Pristavkin, a writer who headed the liberal presidential pardons commission until it was abolished and replaced with commissions appointed by each administrative region at the end of 2001, said the cries for help heard by his commission were very similar to those Haass heard.
"We were called an island of mercy in a sea of cruelty; the cruelty was not only against those incarcerated, but also against those who sought to protect them," he said.
"We had to recognize that our population, our society and the authorities, despite all the talk about the great Russian soul, are extremely cruel -- perhaps even crueler than in the time of Dr. Haass."
Haass had argued that "the lucky should be reminded of the unlucky." In his time, prisoners on their way to Siberia were led through the center of the city where sympathetic citizens could give them a piece of bread.
"Today, I assure you, prisoners are neither led through the city ... nor do Muscovites express their sympathy; instead of them giving them a piece of bread, it is quite conceivable that citizens would throw stones at them," Pristavkin said.
He said his commission found little sympathy for prisoners.
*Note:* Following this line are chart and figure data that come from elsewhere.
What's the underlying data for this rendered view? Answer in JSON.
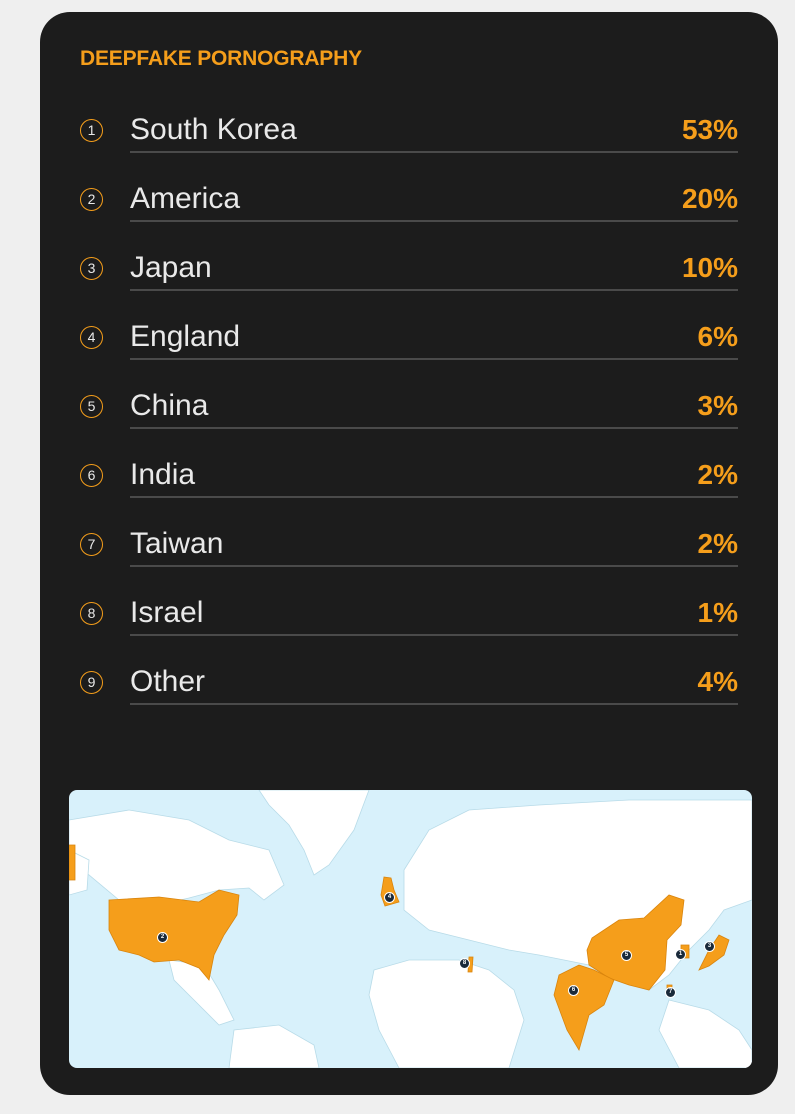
{
  "title": "DEEPFAKE PORNOGRAPHY",
  "accent_color": "#f59e1b",
  "rows": [
    {
      "rank": "1",
      "country": "South Korea",
      "percent": "53%"
    },
    {
      "rank": "2",
      "country": "America",
      "percent": "20%"
    },
    {
      "rank": "3",
      "country": "Japan",
      "percent": "10%"
    },
    {
      "rank": "4",
      "country": "England",
      "percent": "6%"
    },
    {
      "rank": "5",
      "country": "China",
      "percent": "3%"
    },
    {
      "rank": "6",
      "country": "India",
      "percent": "2%"
    },
    {
      "rank": "7",
      "country": "Taiwan",
      "percent": "2%"
    },
    {
      "rank": "8",
      "country": "Israel",
      "percent": "1%"
    },
    {
      "rank": "9",
      "country": "Other",
      "percent": "4%"
    }
  ],
  "map": {
    "highlight_color": "#f59e1b",
    "markers": [
      "1",
      "2",
      "3",
      "4",
      "5",
      "6",
      "7",
      "8"
    ]
  }
}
For instance, when the commission tried to stop the beatings in prison, it found no one in a high position willing to listen.
Haass also ran up against a bureaucracy that thwarted his efforts and suspected his motives. For 19 years, he was under investigation, accused of wasting state funds in renovating the prison hospital.
If Haass were around today, his efforts to help prisoners would fall under no less suspicion, Pristavkin said. "Today he would likely be accused of being corrupt or a spy."